Poison from "The Atlantic"
(Headline) Of Course This Is How the Intelligence Leak Happened
(Subhead) National-security leaks. Insurrections. Bank runs. Group chats are now the most powerful force on the internet.
By Charlie Warzel, Published April 15, 2023
In the summer of 2017, an anonymous tipster informed me of a small network of online propagandists orchestrating troll campaigns and creating memes to support Donald Trump. They gathered on Discord, a text-, voice-, and video-chat platform popular with gamers. I signed up and lurked on their server, observing various green-frog and American-flag avatars hurling insults, posting rudimentary Photoshops of Trump, and daydreaming about undertaking outrageous missions such as trying to infiltrate CNN’s New York headquarters.

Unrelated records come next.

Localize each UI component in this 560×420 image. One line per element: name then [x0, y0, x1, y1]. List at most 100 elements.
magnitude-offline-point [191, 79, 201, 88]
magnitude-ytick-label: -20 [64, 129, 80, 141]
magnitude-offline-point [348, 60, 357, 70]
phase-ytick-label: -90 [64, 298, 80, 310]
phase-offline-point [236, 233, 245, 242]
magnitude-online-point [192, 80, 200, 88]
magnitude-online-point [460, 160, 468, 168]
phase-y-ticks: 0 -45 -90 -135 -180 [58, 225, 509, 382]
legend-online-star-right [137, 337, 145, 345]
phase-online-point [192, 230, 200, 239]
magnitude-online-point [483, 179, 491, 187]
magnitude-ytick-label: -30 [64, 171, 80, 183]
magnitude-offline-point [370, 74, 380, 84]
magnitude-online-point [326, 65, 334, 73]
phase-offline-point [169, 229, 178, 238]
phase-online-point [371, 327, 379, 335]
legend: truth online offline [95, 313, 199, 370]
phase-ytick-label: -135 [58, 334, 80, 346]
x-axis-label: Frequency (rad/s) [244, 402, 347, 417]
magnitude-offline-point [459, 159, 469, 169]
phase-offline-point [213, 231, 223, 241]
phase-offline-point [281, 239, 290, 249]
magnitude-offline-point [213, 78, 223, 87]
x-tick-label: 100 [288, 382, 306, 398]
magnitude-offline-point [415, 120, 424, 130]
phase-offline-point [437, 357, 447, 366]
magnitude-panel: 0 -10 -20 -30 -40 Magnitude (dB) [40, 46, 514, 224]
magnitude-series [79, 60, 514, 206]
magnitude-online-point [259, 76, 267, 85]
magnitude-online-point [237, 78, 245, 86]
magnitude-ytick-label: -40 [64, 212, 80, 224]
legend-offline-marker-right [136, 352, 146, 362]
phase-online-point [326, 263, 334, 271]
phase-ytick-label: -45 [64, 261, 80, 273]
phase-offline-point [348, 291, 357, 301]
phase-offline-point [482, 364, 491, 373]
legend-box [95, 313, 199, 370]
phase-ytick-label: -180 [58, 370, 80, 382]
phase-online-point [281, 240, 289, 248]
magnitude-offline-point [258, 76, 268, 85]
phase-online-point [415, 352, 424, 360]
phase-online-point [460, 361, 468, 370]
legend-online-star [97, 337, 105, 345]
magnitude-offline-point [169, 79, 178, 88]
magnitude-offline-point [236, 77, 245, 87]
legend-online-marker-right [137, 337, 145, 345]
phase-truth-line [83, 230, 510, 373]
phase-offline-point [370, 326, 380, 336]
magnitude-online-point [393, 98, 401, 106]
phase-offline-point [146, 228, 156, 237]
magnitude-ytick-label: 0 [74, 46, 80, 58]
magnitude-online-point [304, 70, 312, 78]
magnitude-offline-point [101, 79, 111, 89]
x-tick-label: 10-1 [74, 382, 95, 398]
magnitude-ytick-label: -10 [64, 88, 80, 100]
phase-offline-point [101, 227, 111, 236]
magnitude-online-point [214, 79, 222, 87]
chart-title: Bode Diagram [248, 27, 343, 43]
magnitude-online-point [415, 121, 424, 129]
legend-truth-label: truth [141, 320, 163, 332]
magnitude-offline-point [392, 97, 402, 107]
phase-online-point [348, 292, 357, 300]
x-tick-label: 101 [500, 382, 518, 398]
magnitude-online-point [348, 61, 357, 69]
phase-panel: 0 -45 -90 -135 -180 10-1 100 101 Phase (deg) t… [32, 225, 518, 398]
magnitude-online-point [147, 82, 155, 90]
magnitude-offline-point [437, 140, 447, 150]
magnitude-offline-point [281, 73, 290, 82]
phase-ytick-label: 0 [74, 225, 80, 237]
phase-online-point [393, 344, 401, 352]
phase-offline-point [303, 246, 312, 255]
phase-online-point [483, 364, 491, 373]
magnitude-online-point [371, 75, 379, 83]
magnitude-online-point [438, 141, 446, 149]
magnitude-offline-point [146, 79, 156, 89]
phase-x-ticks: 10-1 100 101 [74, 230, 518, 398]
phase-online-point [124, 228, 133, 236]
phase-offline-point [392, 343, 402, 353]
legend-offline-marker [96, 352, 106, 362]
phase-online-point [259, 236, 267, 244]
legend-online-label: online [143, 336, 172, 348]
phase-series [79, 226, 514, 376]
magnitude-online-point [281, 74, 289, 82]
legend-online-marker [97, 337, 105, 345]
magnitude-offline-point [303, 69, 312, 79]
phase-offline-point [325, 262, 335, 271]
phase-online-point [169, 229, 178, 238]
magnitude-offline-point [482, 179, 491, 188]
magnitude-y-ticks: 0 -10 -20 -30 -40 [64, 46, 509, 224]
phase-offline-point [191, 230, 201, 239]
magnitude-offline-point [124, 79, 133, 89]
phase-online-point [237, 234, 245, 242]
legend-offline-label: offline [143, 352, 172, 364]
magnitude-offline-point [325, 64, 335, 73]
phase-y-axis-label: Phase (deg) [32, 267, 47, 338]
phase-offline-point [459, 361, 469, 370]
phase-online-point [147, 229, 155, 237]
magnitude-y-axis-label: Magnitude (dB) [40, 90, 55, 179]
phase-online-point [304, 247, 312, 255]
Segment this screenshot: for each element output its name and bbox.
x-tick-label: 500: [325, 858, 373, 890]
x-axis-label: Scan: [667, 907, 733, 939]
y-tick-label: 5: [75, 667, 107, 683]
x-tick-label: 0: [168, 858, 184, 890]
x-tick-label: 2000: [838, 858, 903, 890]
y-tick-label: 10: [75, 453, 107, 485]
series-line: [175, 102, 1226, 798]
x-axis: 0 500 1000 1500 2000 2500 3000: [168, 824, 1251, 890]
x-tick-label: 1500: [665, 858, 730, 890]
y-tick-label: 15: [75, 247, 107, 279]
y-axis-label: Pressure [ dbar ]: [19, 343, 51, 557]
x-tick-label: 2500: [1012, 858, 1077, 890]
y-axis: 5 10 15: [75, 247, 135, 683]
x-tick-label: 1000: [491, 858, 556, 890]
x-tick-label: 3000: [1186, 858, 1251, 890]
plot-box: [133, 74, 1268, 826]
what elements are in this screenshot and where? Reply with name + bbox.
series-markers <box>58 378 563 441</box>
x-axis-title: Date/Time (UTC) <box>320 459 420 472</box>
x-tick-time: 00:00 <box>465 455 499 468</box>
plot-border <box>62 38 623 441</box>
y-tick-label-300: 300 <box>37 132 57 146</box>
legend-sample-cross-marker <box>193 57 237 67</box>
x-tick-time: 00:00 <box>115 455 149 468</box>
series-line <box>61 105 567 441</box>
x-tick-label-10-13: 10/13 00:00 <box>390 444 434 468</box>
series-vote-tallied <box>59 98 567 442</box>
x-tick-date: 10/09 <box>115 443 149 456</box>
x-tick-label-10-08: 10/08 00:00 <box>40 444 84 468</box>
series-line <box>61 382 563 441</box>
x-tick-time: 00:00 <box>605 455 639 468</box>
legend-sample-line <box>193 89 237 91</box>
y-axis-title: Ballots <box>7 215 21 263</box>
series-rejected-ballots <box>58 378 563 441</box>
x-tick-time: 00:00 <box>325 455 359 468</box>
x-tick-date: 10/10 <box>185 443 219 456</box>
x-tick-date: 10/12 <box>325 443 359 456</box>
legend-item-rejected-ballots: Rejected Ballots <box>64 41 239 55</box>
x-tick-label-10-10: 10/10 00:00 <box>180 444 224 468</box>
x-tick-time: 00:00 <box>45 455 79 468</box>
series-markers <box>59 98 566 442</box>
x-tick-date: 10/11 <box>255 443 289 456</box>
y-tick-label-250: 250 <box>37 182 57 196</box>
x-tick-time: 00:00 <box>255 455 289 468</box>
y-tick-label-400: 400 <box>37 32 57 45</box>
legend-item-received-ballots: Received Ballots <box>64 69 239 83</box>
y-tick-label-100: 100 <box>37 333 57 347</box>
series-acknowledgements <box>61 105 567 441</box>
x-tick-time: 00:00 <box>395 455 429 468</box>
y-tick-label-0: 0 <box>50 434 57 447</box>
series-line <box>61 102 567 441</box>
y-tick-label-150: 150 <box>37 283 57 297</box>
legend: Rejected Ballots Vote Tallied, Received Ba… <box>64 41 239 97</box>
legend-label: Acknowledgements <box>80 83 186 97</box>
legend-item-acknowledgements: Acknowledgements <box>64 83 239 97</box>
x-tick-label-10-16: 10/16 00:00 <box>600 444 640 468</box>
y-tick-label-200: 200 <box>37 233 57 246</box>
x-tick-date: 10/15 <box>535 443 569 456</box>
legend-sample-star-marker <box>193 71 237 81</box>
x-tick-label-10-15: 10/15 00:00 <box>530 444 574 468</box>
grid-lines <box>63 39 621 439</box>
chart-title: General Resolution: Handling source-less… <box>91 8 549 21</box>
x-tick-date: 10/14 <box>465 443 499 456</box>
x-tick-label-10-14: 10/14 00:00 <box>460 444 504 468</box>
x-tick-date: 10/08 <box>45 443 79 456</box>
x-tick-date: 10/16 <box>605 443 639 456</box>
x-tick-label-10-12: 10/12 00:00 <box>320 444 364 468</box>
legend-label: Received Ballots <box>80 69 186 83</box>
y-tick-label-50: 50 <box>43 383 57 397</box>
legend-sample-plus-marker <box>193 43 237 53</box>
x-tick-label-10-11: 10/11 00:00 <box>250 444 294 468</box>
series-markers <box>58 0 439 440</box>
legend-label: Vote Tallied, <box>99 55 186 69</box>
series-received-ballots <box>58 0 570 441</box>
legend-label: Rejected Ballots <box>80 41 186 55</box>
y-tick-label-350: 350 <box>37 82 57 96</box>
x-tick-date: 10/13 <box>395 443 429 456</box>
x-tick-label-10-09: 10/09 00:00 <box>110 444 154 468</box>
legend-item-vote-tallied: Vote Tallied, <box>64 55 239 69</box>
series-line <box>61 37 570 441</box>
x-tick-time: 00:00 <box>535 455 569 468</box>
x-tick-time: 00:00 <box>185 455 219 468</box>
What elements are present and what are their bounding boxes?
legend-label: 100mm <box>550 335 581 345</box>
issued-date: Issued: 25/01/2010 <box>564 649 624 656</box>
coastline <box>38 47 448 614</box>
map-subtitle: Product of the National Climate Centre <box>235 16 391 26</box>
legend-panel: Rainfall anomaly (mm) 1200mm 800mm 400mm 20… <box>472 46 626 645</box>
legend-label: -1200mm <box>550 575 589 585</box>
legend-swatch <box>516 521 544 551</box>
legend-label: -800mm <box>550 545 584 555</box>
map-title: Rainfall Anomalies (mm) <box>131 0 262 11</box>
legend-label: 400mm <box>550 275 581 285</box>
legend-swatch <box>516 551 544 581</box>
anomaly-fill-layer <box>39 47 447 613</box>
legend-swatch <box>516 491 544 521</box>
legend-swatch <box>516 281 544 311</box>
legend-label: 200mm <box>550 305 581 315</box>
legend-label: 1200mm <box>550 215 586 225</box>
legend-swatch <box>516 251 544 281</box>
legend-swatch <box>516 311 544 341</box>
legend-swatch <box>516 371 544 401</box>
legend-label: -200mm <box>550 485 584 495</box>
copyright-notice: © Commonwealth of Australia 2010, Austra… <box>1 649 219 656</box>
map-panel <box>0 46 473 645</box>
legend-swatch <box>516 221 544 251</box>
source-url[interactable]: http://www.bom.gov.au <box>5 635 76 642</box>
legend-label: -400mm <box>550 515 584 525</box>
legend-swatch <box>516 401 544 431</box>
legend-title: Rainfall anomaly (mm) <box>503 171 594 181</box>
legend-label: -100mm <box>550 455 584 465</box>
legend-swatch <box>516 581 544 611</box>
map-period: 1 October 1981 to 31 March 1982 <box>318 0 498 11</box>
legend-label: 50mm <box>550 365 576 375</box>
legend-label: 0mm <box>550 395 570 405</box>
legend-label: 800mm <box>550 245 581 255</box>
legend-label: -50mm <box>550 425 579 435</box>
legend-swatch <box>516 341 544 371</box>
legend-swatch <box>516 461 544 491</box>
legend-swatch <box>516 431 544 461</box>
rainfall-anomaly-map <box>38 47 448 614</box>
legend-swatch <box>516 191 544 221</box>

Initially, the posts unnerved me, but there was also something unserious about them—an oblivious, naive enthusiasm coupled with a grand delusion that their pixelated memes had fully shifted the political landscape. The reason for the bluster was quickly made clear when one of the server’s most prolific posters apologetically told his comrades that he’d be stepping away from his duties for the foreseeable future: His parents were sending him off to sleepaway camp. This shadowy den of trolls was little more than a collection of bored, shitposting kids.